Opinion
August 12, 1996
In an action to foreclose a mortgage, the defendant Marie Gkanios appeals, as limited by her brief, (1) from so much of an order of the Supreme Court, Putnam County (Hillery, J.), dated December 21, 1993, as denied the branch of her motion which was to dismiss the action as abandoned pursuant to CPLR 3215 (c), (2) from so much of an order of the same court dated February 3, 1994, as denied the branch of her motion which was in effect to reargue the branch of her prior motion which was to dismiss the action as abandoned, (3) from so much of an order of the same court dated June 30, 1994, as, upon reargument, adhered to the prior determination in the order dated December 21, 1993, denying the branch of her motion which was to dismiss the action as abandoned, and (4) from an order of the same court dated August 17, 1994, which denied her motion to reargue.

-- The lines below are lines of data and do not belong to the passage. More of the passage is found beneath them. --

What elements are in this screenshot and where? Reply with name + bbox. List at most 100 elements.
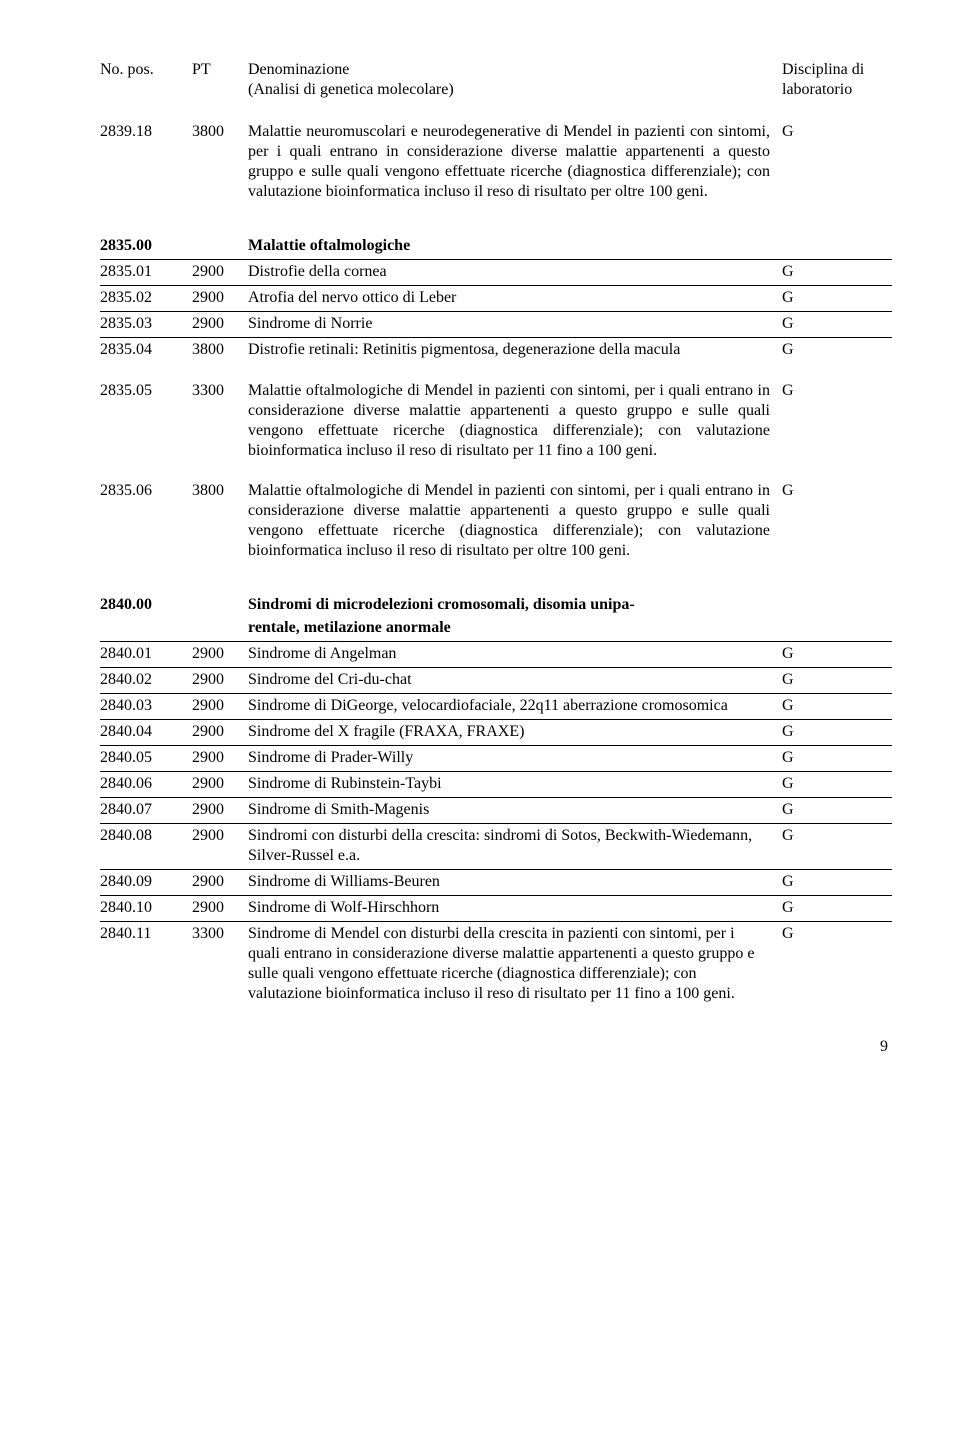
- cell-disc: G: [782, 696, 892, 716]
- cell-disc: G: [782, 872, 892, 892]
- cell-desc: Sindrome di Smith-Magenis: [248, 800, 782, 820]
- cell-desc: Sindrome del Cri-du-chat: [248, 670, 782, 690]
- cell-disc: G: [782, 314, 892, 334]
- cell-pt: 3800: [192, 122, 248, 202]
- cell-disc: G: [782, 898, 892, 918]
- cell-pt: 2900: [192, 774, 248, 794]
- cell-desc: Malattie neuromuscolari e neurodegenerat…: [248, 122, 782, 202]
- cell-desc: Sindrome di Norrie: [248, 314, 782, 334]
- cell-pt: 2900: [192, 314, 248, 334]
- cell-no: 2840.07: [100, 800, 192, 820]
- cell-no: 2840.08: [100, 826, 192, 846]
- cell-disc: G: [782, 381, 892, 461]
- table-row: 2840.012900Sindrome di AngelmanG: [100, 642, 892, 668]
- cell-desc: Sindrome di Wolf-Hirschhorn: [248, 898, 782, 918]
- cell-pt: 3800: [192, 481, 248, 561]
- cell-no: 2835.06: [100, 481, 192, 561]
- header-pt: PT: [192, 60, 248, 100]
- table-row: 2835.022900Atrofia del nervo ottico di L…: [100, 286, 892, 312]
- table-row: 2840.082900Sindromi con disturbi della c…: [100, 824, 892, 870]
- table-row: 2840.032900Sindrome di DiGeorge, velocar…: [100, 694, 892, 720]
- header-disc-sub: laboratorio: [782, 81, 852, 98]
- cell-disc: G: [782, 340, 892, 360]
- header-denom: Denominazione (Analisi di genetica molec…: [248, 60, 782, 100]
- table-row: 2840.042900Sindrome del X fragile (FRAXA…: [100, 720, 892, 746]
- section-disc-empty: [782, 236, 892, 256]
- table-row: 2840.072900Sindrome di Smith-MagenisG: [100, 798, 892, 824]
- section-pt-empty: [192, 236, 248, 256]
- cell-no: 2835.03: [100, 314, 192, 334]
- table-row: 2840.022900Sindrome del Cri-du-chatG: [100, 668, 892, 694]
- section-pt-empty: [192, 618, 248, 638]
- cell-pt: 2900: [192, 644, 248, 664]
- cell-no: 2840.04: [100, 722, 192, 742]
- cell-disc: G: [782, 924, 892, 944]
- header-denom-sub: (Analisi di genetica molecolare): [248, 81, 454, 98]
- cell-no: 2835.02: [100, 288, 192, 308]
- section-title: Malattie oftalmologiche: [248, 236, 782, 256]
- cell-desc: Sindrome di Rubinstein-Taybi: [248, 774, 782, 794]
- section-no: 2840.00: [100, 595, 192, 615]
- cell-desc: Malattie oftalmologiche di Mendel in paz…: [248, 481, 782, 561]
- table-row: 2840.092900Sindrome di Williams-BeurenG: [100, 870, 892, 896]
- cell-no: 2839.18: [100, 122, 192, 202]
- cell-desc: Distrofie retinali: Retinitis pigmentosa…: [248, 340, 782, 360]
- cell-pt: 3300: [192, 381, 248, 461]
- cell-no: 2840.11: [100, 924, 192, 944]
- section-no-empty: [100, 618, 192, 638]
- cell-pt: 2900: [192, 722, 248, 742]
- cell-no: 2840.09: [100, 872, 192, 892]
- section-title-b: rentale, metilazione anormale: [248, 618, 782, 638]
- header-denom-main: Denominazione: [248, 61, 349, 78]
- table-header: No. pos. PT Denominazione (Analisi di ge…: [100, 60, 892, 100]
- section-title-a: Sindromi di microdelezioni cromosomali, …: [248, 595, 782, 615]
- cell-pt: 2900: [192, 288, 248, 308]
- table-row: 2840.062900Sindrome di Rubinstein-TaybiG: [100, 772, 892, 798]
- table-row: 2840.102900Sindrome di Wolf-HirschhornG: [100, 896, 892, 922]
- cell-desc: Distrofie della cornea: [248, 262, 782, 282]
- table-row: 2840.052900Sindrome di Prader-WillyG: [100, 746, 892, 772]
- table-row: 2835.012900Distrofie della corneaG: [100, 260, 892, 286]
- cell-disc: G: [782, 774, 892, 794]
- cell-pt: 2900: [192, 800, 248, 820]
- cell-desc: Sindrome del X fragile (FRAXA, FRAXE): [248, 722, 782, 742]
- cell-disc: G: [782, 644, 892, 664]
- entry-2835-06: 2835.06 3800 Malattie oftalmologiche di …: [100, 481, 892, 561]
- cell-pt: 2900: [192, 898, 248, 918]
- section-2835-head: 2835.00 Malattie oftalmologiche: [100, 222, 892, 260]
- cell-no: 2840.05: [100, 748, 192, 768]
- cell-pt: 2900: [192, 670, 248, 690]
- cell-desc: Sindrome di Williams-Beuren: [248, 872, 782, 892]
- cell-no: 2835.01: [100, 262, 192, 282]
- header-disc: Disciplina di laboratorio: [782, 60, 892, 100]
- cell-no: 2840.06: [100, 774, 192, 794]
- cell-disc: G: [782, 262, 892, 282]
- section-disc-empty: [782, 595, 892, 615]
- cell-no: 2835.04: [100, 340, 192, 360]
- entry-2835-05: 2835.05 3300 Malattie oftalmologiche di …: [100, 381, 892, 461]
- cell-pt: 3800: [192, 340, 248, 360]
- cell-pt: 2900: [192, 872, 248, 892]
- header-disc-main: Disciplina di: [782, 61, 864, 78]
- cell-no: 2840.03: [100, 696, 192, 716]
- section-no: 2835.00: [100, 236, 192, 256]
- cell-pt: 3300: [192, 924, 248, 944]
- cell-pt: 2900: [192, 696, 248, 716]
- header-no: No. pos.: [100, 60, 192, 100]
- table-row: 2835.043800Distrofie retinali: Retinitis…: [100, 338, 892, 363]
- cell-disc: G: [782, 481, 892, 561]
- cell-desc: Sindrome di Mendel con disturbi della cr…: [248, 924, 782, 1004]
- section-2840-head-b: rentale, metilazione anormale: [100, 618, 892, 642]
- cell-pt: 2900: [192, 826, 248, 846]
- cell-no: 2835.05: [100, 381, 192, 461]
- cell-pt: 2900: [192, 748, 248, 768]
- cell-desc: Sindrome di Angelman: [248, 644, 782, 664]
- cell-disc: G: [782, 826, 892, 846]
- table-row: 2835.032900Sindrome di NorrieG: [100, 312, 892, 338]
- cell-desc: Malattie oftalmologiche di Mendel in paz…: [248, 381, 782, 461]
- cell-pt: 2900: [192, 262, 248, 282]
- cell-disc: G: [782, 122, 892, 202]
- table-row: 2840.113300Sindrome di Mendel con distur…: [100, 922, 892, 1007]
- cell-disc: G: [782, 800, 892, 820]
- section-2840-head-a: 2840.00 Sindromi di microdelezioni cromo…: [100, 581, 892, 618]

Ordered that the appeals from the orders dated February 3, 1994, and August 17, 1994, are dismissed, as no appeal lies from an order denying reargument; and it is further
Ordered that the appeal from the order dated December 21, 1993 is dismissed, as that order was superseded by the order dated June 30, 1994, made upon reargument; and it is further
Ordered that the order dated June 30, 1994 is affirmed insofar as appealed from; and it is further
Ordered that the plaintiff is awarded one bill of costs.

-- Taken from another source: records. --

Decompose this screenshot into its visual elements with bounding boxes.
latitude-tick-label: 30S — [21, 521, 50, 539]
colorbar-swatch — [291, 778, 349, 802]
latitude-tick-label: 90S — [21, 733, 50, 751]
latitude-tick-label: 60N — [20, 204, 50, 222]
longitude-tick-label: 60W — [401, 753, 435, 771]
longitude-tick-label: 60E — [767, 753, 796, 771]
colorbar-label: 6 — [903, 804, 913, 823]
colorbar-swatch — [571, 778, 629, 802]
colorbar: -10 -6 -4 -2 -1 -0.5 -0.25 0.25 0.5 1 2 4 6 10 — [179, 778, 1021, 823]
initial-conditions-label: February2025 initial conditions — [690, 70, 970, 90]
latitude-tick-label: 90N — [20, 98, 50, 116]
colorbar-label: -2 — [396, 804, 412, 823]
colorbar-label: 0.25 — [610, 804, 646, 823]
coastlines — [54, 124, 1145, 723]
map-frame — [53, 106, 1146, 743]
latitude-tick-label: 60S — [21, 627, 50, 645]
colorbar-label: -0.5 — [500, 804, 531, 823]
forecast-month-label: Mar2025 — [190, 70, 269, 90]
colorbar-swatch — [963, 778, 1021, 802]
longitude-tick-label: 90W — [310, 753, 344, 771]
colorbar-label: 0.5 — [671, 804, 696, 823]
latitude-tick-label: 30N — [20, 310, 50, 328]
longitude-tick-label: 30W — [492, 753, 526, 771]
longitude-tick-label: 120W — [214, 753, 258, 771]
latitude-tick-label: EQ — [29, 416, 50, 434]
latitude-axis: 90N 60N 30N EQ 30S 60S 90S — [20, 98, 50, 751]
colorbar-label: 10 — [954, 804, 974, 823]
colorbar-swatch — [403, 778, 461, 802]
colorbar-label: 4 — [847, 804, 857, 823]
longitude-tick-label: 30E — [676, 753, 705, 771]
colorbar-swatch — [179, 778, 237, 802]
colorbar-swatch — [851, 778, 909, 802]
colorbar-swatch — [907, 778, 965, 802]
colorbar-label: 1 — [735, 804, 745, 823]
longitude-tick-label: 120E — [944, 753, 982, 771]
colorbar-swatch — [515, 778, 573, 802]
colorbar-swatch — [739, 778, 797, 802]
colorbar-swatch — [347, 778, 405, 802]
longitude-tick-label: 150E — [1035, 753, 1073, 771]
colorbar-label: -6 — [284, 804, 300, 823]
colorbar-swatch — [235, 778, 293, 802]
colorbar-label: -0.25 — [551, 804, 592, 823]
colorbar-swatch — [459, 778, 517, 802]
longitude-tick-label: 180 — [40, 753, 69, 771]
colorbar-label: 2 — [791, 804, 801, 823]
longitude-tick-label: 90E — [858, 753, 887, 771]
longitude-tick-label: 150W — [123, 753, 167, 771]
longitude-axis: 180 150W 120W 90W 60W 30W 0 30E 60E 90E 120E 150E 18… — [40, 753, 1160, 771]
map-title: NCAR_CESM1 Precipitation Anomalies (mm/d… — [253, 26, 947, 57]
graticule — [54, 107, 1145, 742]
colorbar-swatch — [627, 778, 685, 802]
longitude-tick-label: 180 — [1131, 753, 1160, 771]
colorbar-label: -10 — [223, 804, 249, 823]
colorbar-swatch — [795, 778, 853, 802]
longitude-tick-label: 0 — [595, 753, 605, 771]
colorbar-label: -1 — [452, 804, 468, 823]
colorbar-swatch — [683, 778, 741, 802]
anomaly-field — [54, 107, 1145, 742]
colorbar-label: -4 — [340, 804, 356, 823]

The Supreme Court properly denied the appellant's motion to dismiss the action as abandoned pursuant to CPLR 3215 (c) since the plaintiff initiated proceedings for entry of a default judgment within one year of the appellant's default. The plaintiff moved for the appointment of a Referee to compute the amount due on the mortgage, a preliminary step towards obtaining a judgment of foreclosure ( see, RPAPL 1321; 15 Carmody-Wait 2d, Mortgage Foreclosure, § 92:188). Contrary to the appellant's contention, the court was not required to dismiss the action because the proceedings for entry of a default judgment were not concluded within one year of her default ( see, 4 Weinstein-Korn-Miller, N Y Civ Prac ¶ 3215.14).

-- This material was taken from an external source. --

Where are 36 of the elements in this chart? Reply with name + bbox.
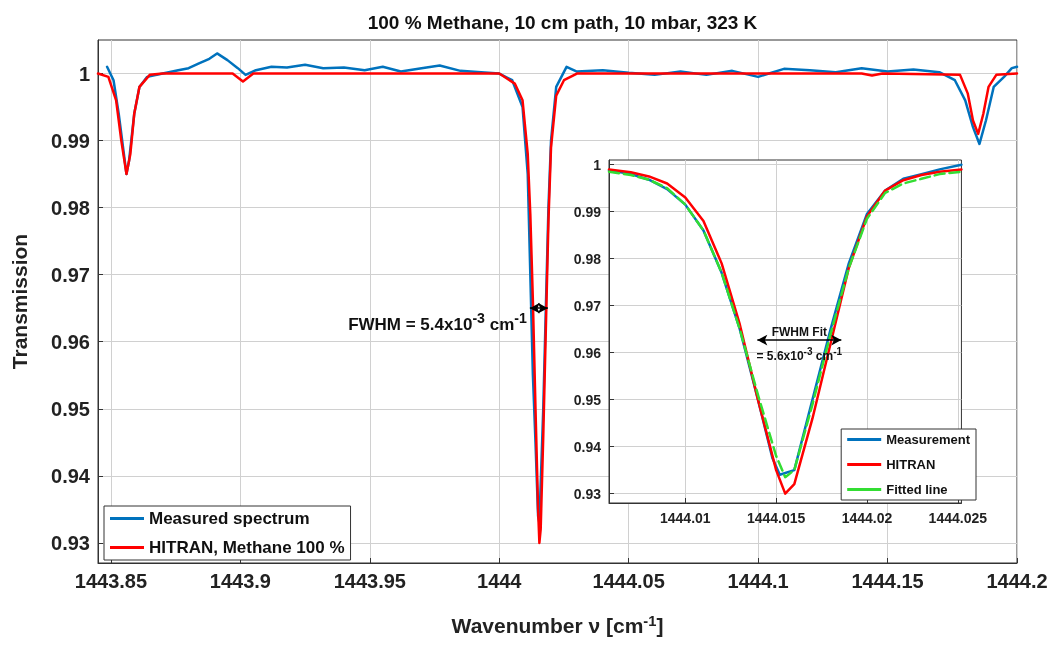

Moreover, it is clear from this record that the plaintiff did not abandon the action ( see, e.g., Patterson v Patterson, 220 A.D.2d 731; Ingenito v Grumman Corp., 192 A.D.2d 509; BykChemie GmbH v Efka Chems., 161 A.D.2d 196). The delay in obtaining a report by the Referee and a judgment of foreclosure was the result of numerous applications to the court by the appellant.
We have not considered those issues raised by the appellant which are not properly before the Court on this appeal. Thompson, J.P., Copertino, Krausman and Florio, JJ., concur.